No Dia da Mandioca, pesquisa e parceria movem o avanço da cultura na Bahia
Foto: Rebeca Falcão/Seagri
Cultivada em todos os estados brasileiros e presente em cadeias da alimentação ao setor farmacêutico, a mandioca foi celebrada nesta quarta-feira (22) na Bahia com avanços concretos. São novas variedades desenvolvidas pela ciência, tecnologias no campo e espaços de diálogo entre produtores, pesquisadores e governo. E as Câmaras Setoriais da Agropecuária da Bahia, coordenadas pela Secretaria da Agricultura do Estado da Bahia (Seagri), são um dos principais instrumentos desse processo.

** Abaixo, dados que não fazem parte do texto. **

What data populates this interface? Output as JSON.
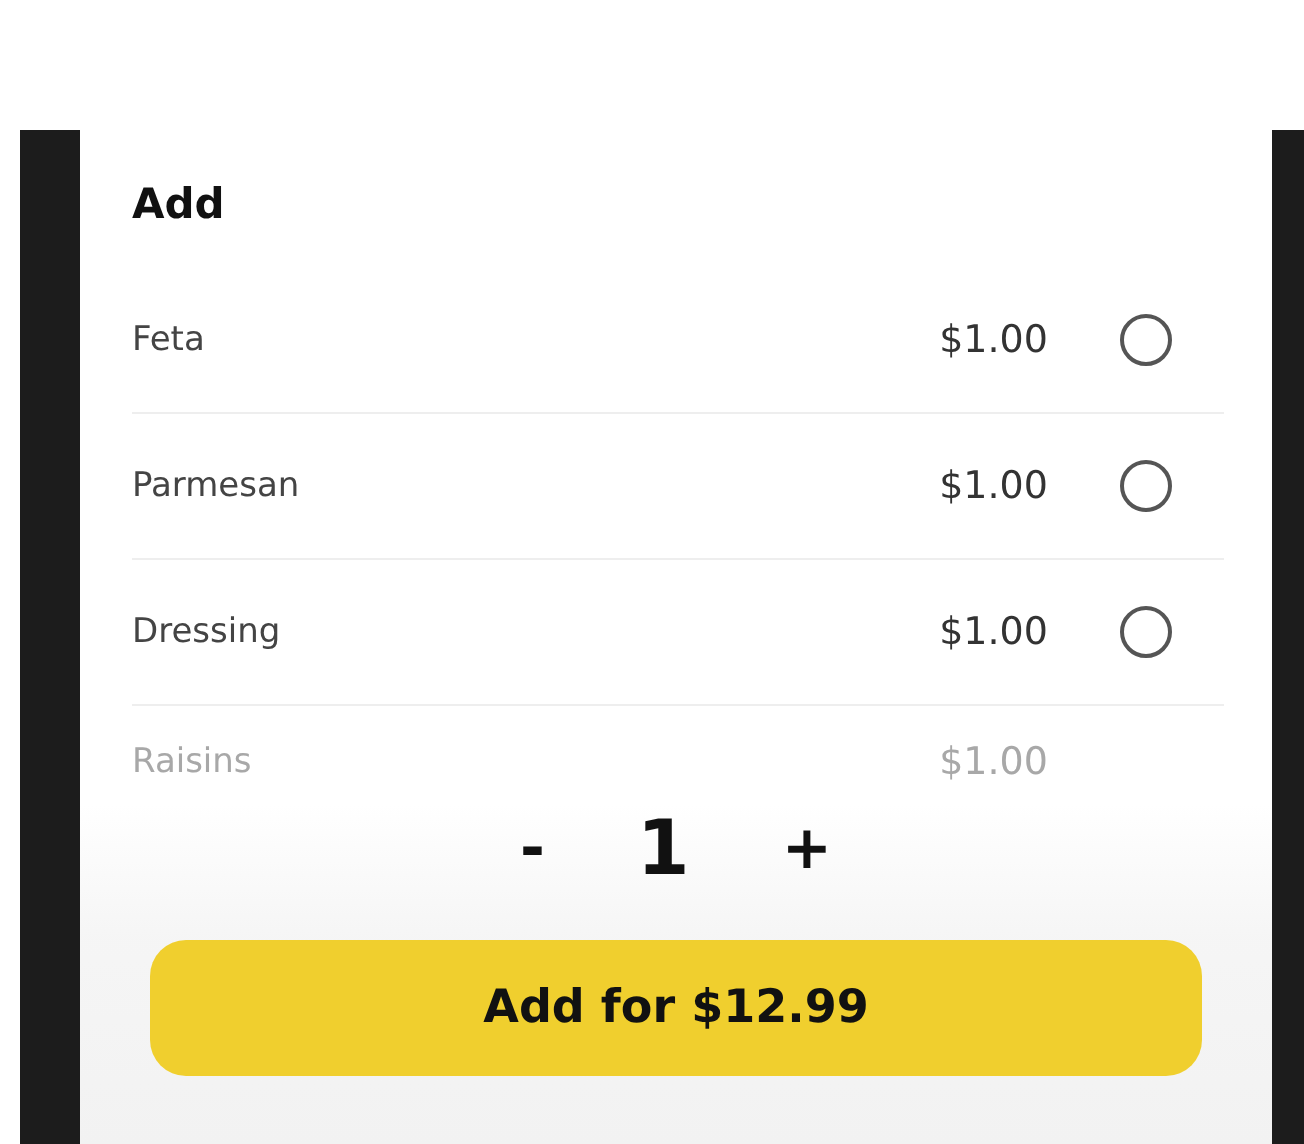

Para o secretário de Agricultura da Bahia, Vivaldo Góis, a data reforça o papel estratégico da cultura. “A mandioca representa economia, renda e segurança alimentar para milhares de famílias baianas. A Bahia tem investido em pesquisa, capacitação dos produtores e no fortalecimento de espaços democráticos de diálogo entre produtores, pesquisadores e governo”, afirmou Góis.
Nesse esforço, a Seagri atua como articuladora do setor por meio das 22 Câmaras Setoriais da Agropecuária da Bahia — espaços onde produtores, pesquisadores e poder público sentam à mesma mesa para definir os rumos das cadeias produtivas. A da mandioca é uma delas: um fórum permanente que transforma debate em estratégia para o cultivo no estado.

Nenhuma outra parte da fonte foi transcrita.